Durante décadas, os cosmólogos refinaram a nossa compreensão do universo como editores de filmes obsessivos, ajustando constantemente a narrativa. A história actual – o Big Bang, expansão impulsionada pela energia escura e moldada pela matéria escura – é uma conquista surpreendente, mas parece cada vez mais incompleta. Agora, novos dados de telescópios poderosos sugerem que a energia escura não é o que pensávamos que era, forçando uma potencial reescrita da nossa compreensão cósmica.
O problema não é apenas que o universo é estranho; é que o modelo padrão, conhecido como Lambda-CDM, está apresentando rachaduras. Este modelo, construído com base na teoria da relatividade de Einstein e em décadas de observação, tem sido notavelmente bem-sucedido, prevendo com precisão estruturas de grande escala a partir de flutuações quânticas. No entanto, componentes-chave como a matéria escura e a energia escura continuam a ser espaços reservados inexplicáveis, invocados para explicar observações sem uma base física fundamental.
A tensão Hubble: um desacordo crescente
Uma questão importante é a tensão de Hubble : dois métodos diferentes de medir a taxa de expansão do universo discordam. A extrapolação a partir da radiação cósmica de fundo (CMB) dá um valor de cerca de 67 quilómetros por segundo por megaparsec, enquanto medições diretas usando supernovas e estrelas variáveis produzem cerca de 73. Esta discrepância sugere que algo está fundamentalmente errado com o modelo atual. Apesar de anos de debate, a tensão não desapareceu; só ficou mais pronunciado.
Resultados DESI: um avanço potencial
Dados recentes do Instrumento Espectroscópico de Energia Escura (DESI) podem finalmente fornecer a clareza necessária. O DESI pesquisa milhões de galáxias para reconstruir a expansão cósmica com uma precisão sem precedentes. Os resultados, divulgados em março de 2025, indicam que a energia escura pode estar a enfraquecer com o tempo, desafiando a suposição de que é uma força cosmológica constante.

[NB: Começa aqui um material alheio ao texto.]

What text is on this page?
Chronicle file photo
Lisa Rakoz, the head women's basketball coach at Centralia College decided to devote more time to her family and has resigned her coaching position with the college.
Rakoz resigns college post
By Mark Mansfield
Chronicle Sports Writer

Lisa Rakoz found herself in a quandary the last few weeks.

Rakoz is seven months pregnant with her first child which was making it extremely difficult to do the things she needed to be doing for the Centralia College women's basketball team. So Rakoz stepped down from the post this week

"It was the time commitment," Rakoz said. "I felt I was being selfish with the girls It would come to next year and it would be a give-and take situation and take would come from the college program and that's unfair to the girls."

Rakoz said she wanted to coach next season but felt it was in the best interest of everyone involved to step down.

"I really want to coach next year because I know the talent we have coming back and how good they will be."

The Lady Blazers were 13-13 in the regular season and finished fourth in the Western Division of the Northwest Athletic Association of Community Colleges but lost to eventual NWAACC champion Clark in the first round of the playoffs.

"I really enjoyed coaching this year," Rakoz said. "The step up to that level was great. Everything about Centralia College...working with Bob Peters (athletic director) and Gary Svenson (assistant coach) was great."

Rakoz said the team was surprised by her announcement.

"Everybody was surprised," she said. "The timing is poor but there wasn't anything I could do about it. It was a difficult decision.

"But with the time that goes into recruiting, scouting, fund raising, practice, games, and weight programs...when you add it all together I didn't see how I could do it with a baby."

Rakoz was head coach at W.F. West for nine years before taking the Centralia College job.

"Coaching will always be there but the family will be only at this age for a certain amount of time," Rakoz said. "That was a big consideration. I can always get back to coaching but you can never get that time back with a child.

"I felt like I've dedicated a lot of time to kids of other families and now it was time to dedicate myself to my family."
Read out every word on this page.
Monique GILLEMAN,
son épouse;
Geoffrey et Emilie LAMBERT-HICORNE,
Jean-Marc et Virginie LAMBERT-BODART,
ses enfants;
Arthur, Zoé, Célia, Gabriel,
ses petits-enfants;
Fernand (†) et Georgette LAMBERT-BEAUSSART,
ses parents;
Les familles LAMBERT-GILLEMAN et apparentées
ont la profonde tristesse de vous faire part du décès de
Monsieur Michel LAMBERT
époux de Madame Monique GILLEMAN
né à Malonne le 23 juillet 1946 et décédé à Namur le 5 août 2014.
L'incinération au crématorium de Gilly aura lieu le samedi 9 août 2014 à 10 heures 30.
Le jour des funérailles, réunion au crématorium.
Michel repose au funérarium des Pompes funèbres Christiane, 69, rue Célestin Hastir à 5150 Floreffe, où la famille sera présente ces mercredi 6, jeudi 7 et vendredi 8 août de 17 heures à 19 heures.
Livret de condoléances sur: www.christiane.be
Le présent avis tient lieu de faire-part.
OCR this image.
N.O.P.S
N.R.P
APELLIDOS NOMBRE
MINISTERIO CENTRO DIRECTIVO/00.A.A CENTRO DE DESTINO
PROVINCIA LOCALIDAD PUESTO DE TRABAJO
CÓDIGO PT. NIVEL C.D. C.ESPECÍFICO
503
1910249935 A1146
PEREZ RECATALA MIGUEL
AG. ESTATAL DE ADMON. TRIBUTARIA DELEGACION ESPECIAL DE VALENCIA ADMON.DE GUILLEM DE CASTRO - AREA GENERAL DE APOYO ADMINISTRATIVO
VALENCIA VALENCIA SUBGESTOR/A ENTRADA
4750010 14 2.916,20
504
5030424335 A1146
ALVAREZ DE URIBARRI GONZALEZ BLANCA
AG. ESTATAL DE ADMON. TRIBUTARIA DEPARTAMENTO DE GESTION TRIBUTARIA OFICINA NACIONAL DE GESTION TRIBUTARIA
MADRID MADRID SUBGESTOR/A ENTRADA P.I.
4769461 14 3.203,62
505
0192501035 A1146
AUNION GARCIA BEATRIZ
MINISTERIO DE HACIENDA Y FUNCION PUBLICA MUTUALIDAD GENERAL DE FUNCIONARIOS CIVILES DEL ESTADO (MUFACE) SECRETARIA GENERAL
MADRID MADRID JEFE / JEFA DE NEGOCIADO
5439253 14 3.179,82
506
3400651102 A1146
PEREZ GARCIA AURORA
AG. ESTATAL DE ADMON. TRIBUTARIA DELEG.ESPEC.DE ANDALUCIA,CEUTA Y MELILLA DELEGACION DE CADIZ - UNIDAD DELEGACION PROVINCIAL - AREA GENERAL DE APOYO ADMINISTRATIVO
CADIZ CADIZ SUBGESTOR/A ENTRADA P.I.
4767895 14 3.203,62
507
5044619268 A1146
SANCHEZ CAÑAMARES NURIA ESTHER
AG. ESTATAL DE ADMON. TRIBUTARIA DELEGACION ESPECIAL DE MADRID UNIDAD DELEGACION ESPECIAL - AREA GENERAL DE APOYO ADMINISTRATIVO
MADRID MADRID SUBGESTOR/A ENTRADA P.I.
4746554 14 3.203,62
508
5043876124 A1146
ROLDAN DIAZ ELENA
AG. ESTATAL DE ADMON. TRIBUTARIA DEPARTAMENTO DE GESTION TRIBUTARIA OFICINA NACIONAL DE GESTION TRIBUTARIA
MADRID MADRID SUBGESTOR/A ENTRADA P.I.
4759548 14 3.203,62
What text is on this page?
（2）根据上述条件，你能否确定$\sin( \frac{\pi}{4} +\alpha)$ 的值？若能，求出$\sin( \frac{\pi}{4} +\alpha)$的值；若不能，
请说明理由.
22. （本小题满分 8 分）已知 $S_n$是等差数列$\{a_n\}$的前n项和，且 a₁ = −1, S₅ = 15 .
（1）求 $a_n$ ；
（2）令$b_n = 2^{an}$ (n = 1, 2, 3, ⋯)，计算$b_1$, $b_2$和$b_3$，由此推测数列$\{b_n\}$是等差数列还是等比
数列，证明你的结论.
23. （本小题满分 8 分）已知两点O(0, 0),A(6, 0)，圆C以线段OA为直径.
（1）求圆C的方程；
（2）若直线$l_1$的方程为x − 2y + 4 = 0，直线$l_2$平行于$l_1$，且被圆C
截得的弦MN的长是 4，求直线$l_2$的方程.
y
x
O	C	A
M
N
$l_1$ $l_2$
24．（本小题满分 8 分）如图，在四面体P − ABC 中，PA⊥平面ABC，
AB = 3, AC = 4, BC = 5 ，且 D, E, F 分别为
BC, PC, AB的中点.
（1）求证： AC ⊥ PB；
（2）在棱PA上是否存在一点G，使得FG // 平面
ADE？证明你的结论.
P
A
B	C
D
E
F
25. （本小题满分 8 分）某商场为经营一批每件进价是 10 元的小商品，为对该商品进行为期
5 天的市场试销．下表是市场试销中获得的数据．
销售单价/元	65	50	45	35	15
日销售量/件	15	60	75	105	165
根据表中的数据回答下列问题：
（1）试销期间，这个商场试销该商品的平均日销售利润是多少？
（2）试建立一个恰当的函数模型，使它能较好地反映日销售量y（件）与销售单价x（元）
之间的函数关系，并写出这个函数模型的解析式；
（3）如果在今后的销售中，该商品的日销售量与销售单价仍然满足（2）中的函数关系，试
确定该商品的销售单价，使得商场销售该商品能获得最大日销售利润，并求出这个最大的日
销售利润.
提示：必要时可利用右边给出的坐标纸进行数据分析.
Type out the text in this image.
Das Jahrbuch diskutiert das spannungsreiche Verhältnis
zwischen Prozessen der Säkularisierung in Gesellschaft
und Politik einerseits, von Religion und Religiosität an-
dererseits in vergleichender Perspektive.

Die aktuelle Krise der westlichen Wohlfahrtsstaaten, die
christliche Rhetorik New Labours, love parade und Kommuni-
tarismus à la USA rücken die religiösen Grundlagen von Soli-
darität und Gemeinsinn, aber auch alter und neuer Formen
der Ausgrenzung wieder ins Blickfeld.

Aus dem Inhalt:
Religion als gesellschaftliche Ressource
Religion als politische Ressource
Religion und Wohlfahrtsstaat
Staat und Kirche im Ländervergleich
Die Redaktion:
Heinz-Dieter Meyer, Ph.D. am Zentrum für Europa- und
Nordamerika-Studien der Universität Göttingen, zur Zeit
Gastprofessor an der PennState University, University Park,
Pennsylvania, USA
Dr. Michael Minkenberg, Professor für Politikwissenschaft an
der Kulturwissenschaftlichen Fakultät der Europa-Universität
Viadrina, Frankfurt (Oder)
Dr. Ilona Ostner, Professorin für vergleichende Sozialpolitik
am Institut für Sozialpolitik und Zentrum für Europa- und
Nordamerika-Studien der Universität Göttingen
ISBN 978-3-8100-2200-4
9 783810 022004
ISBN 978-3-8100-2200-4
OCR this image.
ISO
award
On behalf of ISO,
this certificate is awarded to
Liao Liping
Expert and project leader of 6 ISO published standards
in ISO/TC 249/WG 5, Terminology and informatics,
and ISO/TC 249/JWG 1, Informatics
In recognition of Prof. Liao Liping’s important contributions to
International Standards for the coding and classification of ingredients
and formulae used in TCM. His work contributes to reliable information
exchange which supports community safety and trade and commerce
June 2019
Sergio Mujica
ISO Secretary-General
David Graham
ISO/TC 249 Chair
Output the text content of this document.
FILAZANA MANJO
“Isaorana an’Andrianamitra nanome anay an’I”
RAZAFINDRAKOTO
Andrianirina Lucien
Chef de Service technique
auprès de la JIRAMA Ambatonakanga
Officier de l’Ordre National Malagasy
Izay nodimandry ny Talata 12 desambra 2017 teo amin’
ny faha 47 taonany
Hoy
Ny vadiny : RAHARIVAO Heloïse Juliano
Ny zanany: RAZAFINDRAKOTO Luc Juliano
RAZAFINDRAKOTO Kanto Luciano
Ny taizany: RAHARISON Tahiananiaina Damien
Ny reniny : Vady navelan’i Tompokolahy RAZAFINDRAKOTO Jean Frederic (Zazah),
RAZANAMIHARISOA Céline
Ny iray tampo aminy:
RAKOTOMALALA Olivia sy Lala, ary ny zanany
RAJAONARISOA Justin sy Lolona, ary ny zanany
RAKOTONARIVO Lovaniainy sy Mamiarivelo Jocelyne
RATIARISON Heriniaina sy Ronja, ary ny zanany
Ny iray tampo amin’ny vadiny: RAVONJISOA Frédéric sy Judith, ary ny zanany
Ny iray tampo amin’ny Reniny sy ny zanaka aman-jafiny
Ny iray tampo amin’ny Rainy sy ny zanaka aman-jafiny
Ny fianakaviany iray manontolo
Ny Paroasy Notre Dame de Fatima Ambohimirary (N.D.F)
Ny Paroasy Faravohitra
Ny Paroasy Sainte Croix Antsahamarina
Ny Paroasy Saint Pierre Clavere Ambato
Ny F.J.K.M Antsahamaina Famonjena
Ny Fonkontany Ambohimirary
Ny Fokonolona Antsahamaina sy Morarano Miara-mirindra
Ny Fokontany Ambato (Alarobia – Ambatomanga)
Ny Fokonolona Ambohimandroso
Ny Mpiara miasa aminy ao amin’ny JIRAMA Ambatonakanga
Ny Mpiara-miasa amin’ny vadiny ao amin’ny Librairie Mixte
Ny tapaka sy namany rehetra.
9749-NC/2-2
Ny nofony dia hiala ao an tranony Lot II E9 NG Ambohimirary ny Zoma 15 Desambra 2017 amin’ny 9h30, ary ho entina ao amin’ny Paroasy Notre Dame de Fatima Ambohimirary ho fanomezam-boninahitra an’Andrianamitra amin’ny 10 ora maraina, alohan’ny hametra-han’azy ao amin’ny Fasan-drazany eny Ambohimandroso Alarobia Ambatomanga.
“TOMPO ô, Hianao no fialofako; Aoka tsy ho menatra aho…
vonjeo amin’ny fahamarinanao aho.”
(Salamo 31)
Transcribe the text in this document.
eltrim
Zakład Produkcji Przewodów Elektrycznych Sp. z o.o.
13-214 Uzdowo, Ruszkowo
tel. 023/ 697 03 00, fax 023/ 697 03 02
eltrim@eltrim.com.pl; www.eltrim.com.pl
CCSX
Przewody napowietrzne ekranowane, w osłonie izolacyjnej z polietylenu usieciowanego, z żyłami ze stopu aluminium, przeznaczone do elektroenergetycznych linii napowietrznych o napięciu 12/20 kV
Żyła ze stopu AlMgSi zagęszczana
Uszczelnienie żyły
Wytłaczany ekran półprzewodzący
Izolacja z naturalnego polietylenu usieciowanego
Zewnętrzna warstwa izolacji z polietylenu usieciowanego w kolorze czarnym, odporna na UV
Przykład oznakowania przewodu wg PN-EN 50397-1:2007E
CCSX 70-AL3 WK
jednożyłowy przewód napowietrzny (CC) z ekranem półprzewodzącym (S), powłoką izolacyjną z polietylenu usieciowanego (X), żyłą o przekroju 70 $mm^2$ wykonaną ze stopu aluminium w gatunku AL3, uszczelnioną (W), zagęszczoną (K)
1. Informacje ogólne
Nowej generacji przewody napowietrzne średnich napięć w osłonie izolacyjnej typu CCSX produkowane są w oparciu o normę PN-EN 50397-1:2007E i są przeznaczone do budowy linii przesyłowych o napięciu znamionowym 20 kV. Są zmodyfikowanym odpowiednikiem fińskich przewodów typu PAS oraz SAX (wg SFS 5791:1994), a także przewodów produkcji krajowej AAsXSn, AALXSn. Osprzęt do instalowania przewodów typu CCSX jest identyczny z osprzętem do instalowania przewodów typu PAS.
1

Esta descoberta ainda não é conclusiva. A significância estatística é de 4,2 sigma, abaixo do padrão ouro de 5 sigma. No entanto, alguns cientistas acreditam que este é um sinal crucial. “Na verdade, foi bastante assustador”, diz Will Percival, astrofísico da colaboração DESI. “Mas, em muitos aspectos, é exatamente isso que as pessoas estavam esperando… experimentos que nos levam ao desconhecido.”
O que vem a seguir?
Se confirmados, os resultados do DESI forçariam os cosmólogos a abandonar o Lambda-CDM. A explicação mais simples é que a energia escura não é energia do vácuo, mas um campo dinâmico semelhante aos que governam outras forças fundamentais. No entanto, tais modelos requerem um ajuste fino para explicar porque é que a influência da energia escura se fortaleceu na história cósmica recente. Teorias mais radicais sugerem que a própria gravidade pode comportar-se de forma diferente em grandes escalas, com transferência de energia entre a matéria comum e a energia escura.
O caminho a seguir é incerto. O universo não revela seus segredos facilmente. Mas, pela primeira vez em décadas, os cosmólogos têm uma direção clara, embora perturbadora, para pesquisas futuras. O modelo atual está desmoronando; uma nova história cósmica está sendo escrita.
Há cada vez mais evidências de que a nossa imagem padrão do universo pode ser fundamentalmente falha. Este não é apenas um pequeno ajuste; é um chamado para uma reescrita completa do nosso entendimento.